O caso está entre milhares de pacientes que precisam urgentemente de tratamento médico em Wuhan. Eles incluem pessoas com câncer e condições como asma brônquica e epilepsia. Alguns desses pacientes desesperados têm postado mensagens em redes sociais buscando ajuda de outras partes do país.

O South China Morning Post destaca a situação dramática do paciente Fu Daoshun, 81 anos, cujo tratamento diário de uma trombose grave foi interrompido pelo Hospital Puai. Designado como um centro para o tratamento de casos de coronavírus, o hospital não tem mais recursos para tratar pacientes como Fu.

A neta de Fu Daoshun disse que só resta ao avô ficar na cama.

"É muito doloroso para ele andar depois de passar dias sem as injeções para aliviar a dor, e agora é muito perigoso para ele ir ao hospital de qualquer maneira, porque poderia facilmente pegar o vírus", disse Fu Yufen. "E como a cidade está trancada (lockdown), não podemos visitar. Então minha avó, que também é muito velha, tem que cuidar dele sozinha".

Especialistas em saúde argumentam que, embora os pacientes com coronavírus tenham recebido prioridade, pessoas com outras doenças crônicas e agudas também precisam de apoio.

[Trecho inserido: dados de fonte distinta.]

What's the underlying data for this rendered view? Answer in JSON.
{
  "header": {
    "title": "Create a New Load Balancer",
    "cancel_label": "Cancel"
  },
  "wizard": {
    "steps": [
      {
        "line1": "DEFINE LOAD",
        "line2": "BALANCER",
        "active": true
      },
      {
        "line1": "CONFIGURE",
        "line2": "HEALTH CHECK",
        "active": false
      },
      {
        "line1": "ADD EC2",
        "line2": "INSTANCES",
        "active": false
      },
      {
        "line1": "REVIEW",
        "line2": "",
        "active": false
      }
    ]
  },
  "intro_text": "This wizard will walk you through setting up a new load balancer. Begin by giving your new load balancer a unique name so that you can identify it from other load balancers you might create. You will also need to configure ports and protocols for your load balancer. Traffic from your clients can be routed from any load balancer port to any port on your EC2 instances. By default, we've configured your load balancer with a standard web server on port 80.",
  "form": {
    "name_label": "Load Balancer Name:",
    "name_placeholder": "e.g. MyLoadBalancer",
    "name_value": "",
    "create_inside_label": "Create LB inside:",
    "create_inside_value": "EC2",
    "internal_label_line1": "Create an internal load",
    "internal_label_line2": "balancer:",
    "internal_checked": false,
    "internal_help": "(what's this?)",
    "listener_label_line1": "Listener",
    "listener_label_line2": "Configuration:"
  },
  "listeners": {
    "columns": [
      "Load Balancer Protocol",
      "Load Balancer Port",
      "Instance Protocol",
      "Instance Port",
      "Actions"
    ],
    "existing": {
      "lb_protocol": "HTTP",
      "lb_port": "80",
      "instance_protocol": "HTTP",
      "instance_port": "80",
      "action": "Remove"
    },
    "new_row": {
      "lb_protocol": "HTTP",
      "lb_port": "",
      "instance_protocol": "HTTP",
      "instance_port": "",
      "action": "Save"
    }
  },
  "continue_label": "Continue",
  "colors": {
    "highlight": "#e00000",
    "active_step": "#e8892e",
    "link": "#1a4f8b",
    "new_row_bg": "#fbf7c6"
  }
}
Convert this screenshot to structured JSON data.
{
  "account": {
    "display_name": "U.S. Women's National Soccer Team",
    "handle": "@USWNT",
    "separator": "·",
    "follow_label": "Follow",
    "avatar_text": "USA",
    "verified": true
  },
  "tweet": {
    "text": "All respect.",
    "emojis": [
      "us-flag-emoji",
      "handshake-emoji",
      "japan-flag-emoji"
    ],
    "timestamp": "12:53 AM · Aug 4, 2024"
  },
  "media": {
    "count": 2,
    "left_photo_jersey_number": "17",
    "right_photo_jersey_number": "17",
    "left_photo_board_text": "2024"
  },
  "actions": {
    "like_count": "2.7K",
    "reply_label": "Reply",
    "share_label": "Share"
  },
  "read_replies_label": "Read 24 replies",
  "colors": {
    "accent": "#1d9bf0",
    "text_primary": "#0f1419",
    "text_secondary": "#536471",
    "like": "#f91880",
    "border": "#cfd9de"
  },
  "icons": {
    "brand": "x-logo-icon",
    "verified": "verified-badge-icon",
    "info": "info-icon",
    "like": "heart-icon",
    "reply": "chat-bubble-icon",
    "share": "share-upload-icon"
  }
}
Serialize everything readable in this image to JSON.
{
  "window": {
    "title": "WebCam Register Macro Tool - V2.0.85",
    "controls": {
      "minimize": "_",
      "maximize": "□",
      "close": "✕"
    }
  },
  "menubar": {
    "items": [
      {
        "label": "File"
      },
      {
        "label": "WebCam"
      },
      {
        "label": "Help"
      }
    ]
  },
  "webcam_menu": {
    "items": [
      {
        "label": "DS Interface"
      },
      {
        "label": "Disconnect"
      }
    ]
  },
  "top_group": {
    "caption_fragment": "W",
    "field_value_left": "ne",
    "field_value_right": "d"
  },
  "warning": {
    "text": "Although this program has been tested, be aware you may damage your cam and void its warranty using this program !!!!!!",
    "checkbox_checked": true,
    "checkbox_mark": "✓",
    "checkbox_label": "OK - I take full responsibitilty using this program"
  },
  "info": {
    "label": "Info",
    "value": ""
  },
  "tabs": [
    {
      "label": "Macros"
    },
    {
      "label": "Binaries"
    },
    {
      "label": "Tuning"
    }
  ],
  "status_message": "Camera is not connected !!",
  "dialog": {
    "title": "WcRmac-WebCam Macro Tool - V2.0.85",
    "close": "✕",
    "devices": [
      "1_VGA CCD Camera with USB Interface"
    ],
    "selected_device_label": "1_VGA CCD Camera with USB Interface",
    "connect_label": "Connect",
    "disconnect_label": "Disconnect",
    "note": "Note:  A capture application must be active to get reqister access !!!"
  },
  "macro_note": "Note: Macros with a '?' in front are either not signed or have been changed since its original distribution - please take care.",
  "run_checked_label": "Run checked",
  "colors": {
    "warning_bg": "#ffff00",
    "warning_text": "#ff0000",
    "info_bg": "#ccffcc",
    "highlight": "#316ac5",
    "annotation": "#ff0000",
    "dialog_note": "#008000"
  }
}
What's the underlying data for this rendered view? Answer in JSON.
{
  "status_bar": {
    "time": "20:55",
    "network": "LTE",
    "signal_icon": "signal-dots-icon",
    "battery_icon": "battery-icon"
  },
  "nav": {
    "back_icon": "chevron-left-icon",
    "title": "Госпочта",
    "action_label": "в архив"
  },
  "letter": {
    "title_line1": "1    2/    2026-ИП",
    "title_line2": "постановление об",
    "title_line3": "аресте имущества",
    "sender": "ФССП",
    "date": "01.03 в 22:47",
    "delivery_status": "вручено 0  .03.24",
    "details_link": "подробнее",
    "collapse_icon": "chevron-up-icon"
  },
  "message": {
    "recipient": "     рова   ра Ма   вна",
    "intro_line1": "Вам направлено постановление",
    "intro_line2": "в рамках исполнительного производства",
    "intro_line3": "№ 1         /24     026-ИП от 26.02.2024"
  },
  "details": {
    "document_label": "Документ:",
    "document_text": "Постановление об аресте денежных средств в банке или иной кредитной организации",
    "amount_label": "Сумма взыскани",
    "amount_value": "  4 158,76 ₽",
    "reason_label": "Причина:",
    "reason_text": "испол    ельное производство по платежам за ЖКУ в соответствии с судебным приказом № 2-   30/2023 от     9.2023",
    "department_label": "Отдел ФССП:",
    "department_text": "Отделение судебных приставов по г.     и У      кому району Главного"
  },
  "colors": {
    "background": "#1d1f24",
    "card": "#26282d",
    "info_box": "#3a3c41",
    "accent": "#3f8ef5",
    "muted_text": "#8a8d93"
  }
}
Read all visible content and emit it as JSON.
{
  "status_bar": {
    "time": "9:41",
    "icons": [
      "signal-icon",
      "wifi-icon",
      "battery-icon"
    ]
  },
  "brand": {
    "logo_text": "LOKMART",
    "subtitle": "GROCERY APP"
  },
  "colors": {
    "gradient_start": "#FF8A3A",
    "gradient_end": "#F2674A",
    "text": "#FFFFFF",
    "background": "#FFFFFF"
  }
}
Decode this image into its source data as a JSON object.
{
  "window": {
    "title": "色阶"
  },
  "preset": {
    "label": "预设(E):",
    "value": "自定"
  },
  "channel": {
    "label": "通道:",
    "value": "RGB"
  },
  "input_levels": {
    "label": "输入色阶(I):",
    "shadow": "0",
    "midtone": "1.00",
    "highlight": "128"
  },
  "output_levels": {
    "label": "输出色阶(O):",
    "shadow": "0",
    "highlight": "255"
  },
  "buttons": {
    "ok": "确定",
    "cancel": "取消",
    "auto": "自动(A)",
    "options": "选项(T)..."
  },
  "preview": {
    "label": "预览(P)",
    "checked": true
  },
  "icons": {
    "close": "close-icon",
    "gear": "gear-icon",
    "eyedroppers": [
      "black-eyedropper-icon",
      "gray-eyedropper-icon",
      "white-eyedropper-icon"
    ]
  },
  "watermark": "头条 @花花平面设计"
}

Tang Shenlan, professor do Departamento de Ciências da Saúde da População da Faculdade de Medicina da Universidade Duke e vice-diretor do Instituto Global de Saúde Duke nos EUA, disse que embora haja progresso desde o início da reforma do sistema de saúde chinês em 2009, com mais pessoas agora cobertas pelo seguro de saúde, "a reforma dos hospitais públicos na China fracassou".

"A China precisa de uma revolução, não de uma reforma, de seu sistema de saúde - incluindo financiamento e provisão de serviços de saúde clínica e pública", disse Tang, que redigiu a proposta da Organização Mundial da Saúde para reforma do sistema de saúde da China como consultor sênior da OMS há mais de uma década.

Yao Zelin, professor da East China Normal University, em Xangai, disse que o sistema médico precisa ser melhorado na base.

“A China enfatizou a criação de grandes hospitais, mas não a rede de clínicas, o que significa que durante uma emergência, como o surto de coronavírus, apenas os grandes hospitais podem ser usados para combater a epidemia, e o aumento de pacientes rapidamente absorve todos os os recursos”, disse Yao.